Cogynt Workstation Setup Guide
The Cogynt Workstation setup guide covers the initial usage of Workstation, and is organized into these basic steps:
About This Guide
This guide assumes you have met the prerequisites for using Workstation, and logged into your Cogynt Workstation URL with these minimum permissions:
- Workstation: Ingest: Edit.
- Workstation: Notification Settings: Edit.
This guide also assumes your role is one of the following:
- Individuals responsible for the configuration and global administration of Workstation
- Intelligence / Threat / Data Analysts
Ingesting Data Into Workstation
Analysts can only work with data once that data has been ingested. Unless an event history is present for the deployment, users will only see a column and option to ingest event data.
Each event listed includes all event decorations associated with the event, and the number of Records to be ingested.
To ingest data:
- At the top right of Cogynt Workstation's home page, click the Settings cog.
- From the left side drawer, click Data Ingestion. This is the default selection when clicking the Settings cog from the Workstation homepage.
- Locate the data stream of records to be ingested. Use the search or filter functions on the upper left side if necessary.
- To the right side of the data stream, click the More menu (⋮). The next steps change depending on the actions taken.
- For event data:
- Click Run to begin ingesting data. The Status of the data stream in the Ingestion Status column will change to Running.
- Click Stop to stop ingesting data. The Status of the data stream in the Ingestion Status column will change to Stopped.
- For event history data:
- Click Enable Event History to start recording event history. The status of the data stream in the Event History column will change to Running.

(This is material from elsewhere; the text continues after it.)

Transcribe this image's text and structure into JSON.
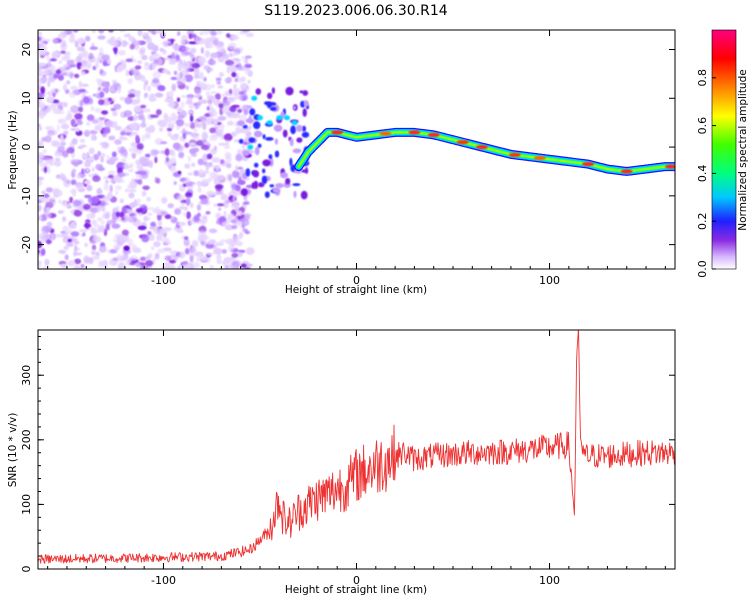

- Click Disable Event History to stop recording event history. The status of the data stream in the Event History column will change to Disabled.
- For event data:
After your data is ingested, you can create workspaces and use widgets to analyze it.
Optionally, you may configure tags to help organize events, or customize event notifications to raise awareness of events within a specific risk_score.
Filtering Ingested Data
Use the Data Ingestion table to filter by Ingestion Status, Project the event belongs to, the Event Types, or search for a keyword within the event's title.
Once data is ingested, you are ready to create a workspace and manage your data collections. To unlock Workstation's full potential, we recommend you customize event decorations.
Verifying Data Ingestion
Once data is ingested, it begins to populate the event stream. If certain events are not visible, verify those events have been ingested into Workstation and are not experiencing any issues.
To confirm Cogynt Workstation is ingesting data and ready for analyst work:
- At the top right of Cogynt Workstation's home page, click the Settings cog.
- From the left side drawer, click Data Ingestion. This is the default selection when clicking the Settings cog from the Workstation homepage.
- In the Data Ingestion table, locate the Event Type to check its status.
- In the Ingestion Status column, note the color associated with your event type.
- Events that are in Running state are viewable.
An event can have any of the following Ingestion Statuses:
| Status | Color | Description |
|---|---|---|
| Stopped | Gray | This event type is not actively ingesting into Workstation from Kafka. Previously ingested events are no longer receiving updates, and no new events are being ingested. |
| Running | Green | This event type is actively being ingested into Workstation from Kafka |
| Topic Does Not Exist | Red | The Kafka topic that this event type is consumed from can no longer be found (the Kafka topic was possibly deleted). |
Unsupported Authoring Data Types
The following data types are either unsupported, or only partially supported:
| Data type | Support in Workstation | Notes |
|---|---|---|
| Date Time with Timezone | Partial | These formats are ingested, displayed, and filterable as strings: Epoch Seconds, Epoch Milliseconds, Database Native |
| Date Time without Timezone | Partial | These formats are ingested, displayed, and filterable as strings: Cogynt Datetime, Cogynt Date, Database Native |
| Date Time Custom | Partial | Custom formats are ingested, displayed, and filterable as strings. |
| JSON Object | Not Supported | Data fields in this format are ignored on ingest. |
| JSON Array | Not Supported | Data fields in this format are ignored on ingest. |
These data types also include their array equivalents.